Le constat est partagé par Achille Mbembe, professeur d’histoire et de sciences politiques à l’université de Witwatersrand : « Le terme “aide au développement” relève d’une véritable escroquerie sémantique. On fait croire aux opinions publiques qu’il s’agit de financements gratuits accordés à des nations indigentes. Certes, des dons existent, mais le gros de ce que l’on appelle l’APD (Aide Publique au Développement) est constitué de crédits qui doivent être remboursés. »

Derrière la façade de la générosité, c’est donc une mécanique financière bien rodée qui se joue, où les nations bénéficiaires se retrouvent, au final, plus endettées que libérées.

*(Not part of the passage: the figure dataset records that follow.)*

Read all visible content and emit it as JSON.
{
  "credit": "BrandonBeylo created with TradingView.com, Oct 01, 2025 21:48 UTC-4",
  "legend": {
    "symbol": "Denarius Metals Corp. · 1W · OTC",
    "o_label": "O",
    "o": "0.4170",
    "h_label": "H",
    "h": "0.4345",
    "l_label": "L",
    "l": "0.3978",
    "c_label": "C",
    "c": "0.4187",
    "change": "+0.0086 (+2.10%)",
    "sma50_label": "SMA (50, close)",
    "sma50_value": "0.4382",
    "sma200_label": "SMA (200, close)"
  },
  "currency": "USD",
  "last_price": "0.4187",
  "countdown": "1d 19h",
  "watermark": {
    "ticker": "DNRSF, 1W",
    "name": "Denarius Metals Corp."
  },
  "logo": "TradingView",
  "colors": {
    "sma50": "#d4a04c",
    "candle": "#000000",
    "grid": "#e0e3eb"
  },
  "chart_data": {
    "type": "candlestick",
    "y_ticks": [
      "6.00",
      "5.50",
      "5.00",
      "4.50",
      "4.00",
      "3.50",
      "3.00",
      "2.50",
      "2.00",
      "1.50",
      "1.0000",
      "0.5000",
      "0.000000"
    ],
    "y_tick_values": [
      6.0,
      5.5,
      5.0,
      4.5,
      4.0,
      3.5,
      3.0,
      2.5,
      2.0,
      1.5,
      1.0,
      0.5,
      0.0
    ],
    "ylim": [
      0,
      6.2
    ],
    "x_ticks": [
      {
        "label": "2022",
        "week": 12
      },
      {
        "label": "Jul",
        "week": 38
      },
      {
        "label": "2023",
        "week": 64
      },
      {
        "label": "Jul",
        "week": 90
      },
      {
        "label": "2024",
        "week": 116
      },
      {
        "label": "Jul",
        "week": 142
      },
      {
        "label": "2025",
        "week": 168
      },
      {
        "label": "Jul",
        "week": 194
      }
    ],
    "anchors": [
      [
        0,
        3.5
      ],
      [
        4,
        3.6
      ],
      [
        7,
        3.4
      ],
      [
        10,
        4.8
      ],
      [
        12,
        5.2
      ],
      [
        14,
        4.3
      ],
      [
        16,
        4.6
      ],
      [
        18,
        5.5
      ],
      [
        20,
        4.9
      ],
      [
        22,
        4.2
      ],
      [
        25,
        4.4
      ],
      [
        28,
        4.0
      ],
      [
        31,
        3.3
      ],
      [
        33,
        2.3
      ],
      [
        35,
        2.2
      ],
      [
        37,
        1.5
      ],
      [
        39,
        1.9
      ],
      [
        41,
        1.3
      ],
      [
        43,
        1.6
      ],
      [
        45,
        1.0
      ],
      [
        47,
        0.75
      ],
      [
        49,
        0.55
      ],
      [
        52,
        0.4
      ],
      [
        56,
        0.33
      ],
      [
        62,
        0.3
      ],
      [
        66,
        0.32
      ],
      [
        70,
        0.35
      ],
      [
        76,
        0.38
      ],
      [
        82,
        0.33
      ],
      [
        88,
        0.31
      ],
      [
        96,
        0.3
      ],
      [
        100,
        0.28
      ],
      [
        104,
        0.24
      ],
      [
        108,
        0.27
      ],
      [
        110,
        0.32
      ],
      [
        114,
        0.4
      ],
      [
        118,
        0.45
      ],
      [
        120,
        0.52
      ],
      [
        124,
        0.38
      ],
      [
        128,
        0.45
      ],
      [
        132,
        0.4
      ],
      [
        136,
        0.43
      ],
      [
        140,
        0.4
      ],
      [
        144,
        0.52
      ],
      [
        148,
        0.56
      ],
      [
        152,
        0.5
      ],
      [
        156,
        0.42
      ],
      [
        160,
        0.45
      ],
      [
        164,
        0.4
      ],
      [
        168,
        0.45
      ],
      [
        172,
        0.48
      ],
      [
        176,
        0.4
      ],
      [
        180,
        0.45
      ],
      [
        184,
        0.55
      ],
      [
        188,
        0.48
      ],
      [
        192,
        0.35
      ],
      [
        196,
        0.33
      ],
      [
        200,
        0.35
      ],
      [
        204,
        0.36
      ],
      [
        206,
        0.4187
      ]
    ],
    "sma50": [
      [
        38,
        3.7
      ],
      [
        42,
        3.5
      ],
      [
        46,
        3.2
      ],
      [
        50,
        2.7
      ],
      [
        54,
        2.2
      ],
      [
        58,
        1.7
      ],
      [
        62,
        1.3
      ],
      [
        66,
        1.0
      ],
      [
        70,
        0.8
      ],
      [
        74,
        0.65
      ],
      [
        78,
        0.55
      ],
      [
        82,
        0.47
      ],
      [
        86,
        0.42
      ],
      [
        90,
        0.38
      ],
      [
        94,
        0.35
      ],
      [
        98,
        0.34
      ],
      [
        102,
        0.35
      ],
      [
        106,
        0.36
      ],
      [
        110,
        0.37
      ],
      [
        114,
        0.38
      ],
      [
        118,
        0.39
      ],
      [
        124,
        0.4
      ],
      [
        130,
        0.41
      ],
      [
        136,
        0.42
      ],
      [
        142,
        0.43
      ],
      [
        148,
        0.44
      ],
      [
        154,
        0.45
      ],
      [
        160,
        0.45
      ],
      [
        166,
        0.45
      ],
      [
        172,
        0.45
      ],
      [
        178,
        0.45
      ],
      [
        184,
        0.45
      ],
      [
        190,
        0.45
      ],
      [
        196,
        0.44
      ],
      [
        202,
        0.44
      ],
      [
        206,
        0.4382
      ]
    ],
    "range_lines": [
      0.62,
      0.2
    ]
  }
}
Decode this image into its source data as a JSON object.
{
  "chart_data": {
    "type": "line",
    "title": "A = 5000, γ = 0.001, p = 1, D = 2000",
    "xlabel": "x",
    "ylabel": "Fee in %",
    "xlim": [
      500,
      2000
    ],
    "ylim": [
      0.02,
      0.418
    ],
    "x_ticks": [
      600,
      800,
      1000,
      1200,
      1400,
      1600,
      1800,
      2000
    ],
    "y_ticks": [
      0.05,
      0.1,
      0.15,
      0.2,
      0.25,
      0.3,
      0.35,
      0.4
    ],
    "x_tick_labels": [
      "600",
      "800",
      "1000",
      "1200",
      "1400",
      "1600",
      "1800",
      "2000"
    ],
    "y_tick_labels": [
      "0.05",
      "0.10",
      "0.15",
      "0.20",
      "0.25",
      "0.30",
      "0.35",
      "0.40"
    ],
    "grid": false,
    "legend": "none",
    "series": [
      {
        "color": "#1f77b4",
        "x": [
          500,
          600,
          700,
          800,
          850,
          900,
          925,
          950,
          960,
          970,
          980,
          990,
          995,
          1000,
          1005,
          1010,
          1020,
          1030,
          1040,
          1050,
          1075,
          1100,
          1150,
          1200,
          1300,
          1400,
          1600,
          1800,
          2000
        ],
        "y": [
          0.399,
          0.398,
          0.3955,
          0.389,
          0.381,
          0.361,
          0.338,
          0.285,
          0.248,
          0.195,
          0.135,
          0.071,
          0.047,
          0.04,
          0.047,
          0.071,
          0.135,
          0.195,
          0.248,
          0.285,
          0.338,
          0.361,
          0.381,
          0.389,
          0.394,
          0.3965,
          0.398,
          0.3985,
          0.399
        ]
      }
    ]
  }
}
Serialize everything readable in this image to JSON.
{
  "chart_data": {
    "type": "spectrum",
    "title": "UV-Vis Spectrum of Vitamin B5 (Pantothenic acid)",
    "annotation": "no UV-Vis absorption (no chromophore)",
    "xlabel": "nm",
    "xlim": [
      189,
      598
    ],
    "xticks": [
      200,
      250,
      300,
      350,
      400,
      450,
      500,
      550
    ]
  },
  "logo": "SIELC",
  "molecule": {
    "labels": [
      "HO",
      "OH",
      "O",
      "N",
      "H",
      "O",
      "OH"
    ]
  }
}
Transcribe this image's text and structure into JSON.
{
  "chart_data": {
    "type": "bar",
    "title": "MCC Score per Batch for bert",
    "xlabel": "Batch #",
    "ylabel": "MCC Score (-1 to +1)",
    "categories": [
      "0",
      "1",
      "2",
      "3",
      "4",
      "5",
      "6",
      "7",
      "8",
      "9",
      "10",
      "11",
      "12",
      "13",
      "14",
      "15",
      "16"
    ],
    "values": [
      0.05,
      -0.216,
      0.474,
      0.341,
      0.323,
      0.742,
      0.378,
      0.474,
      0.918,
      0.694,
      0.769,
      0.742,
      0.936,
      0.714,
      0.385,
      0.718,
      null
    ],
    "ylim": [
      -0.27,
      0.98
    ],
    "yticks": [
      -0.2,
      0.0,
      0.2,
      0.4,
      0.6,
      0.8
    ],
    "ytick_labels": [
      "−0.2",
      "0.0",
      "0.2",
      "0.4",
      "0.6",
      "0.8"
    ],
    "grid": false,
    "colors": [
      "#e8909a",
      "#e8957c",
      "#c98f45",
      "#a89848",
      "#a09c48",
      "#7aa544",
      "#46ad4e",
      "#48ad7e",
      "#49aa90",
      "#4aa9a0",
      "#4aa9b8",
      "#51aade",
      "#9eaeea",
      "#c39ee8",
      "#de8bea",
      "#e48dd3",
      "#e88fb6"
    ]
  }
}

Un réveil forcé pour les pays dépendants

Le débat prend une tournure encore plus concrète avec la réaction de Ousmane Sonko, Premier ministre du Sénégal. Confronté à la suspension d’un programme énergétique financé par les États-Unis, il insiste sur l’urgence de réduire la dépendance financière de son pays : « Plus de 500 millions de dollars d’un programme sur l’électricité ont été suspendus… Nous ne pouvons pas continuer à dépendre des fonds provenant de l’étranger. »

L’Afrique est-elle réellement prête à se passer de l’USAID ? Pour certains, cette rupture forcée pourrait être l’occasion d’un sursaut économique et stratégique. Pour d’autres, elle risque d’aggraver des vulnérabilités existantes, notamment dans des secteurs comme la santé, l’éducation ou l’agriculture, où l’USAID joue encore un rôle majeur.

L’annonce de la fermeture de l’USAID, bien que juridiquement incertaine, relance un vieux débat en Afrique. L’aide au développement est-elle un instrument d’émancipation ou un outil de domination ? Si certains pays voient cette rupture comme une opportunité de reconquête économique, d’autres, encore largement dépendants, risquent de payer le prix fort d’un retrait précipité des financements américains.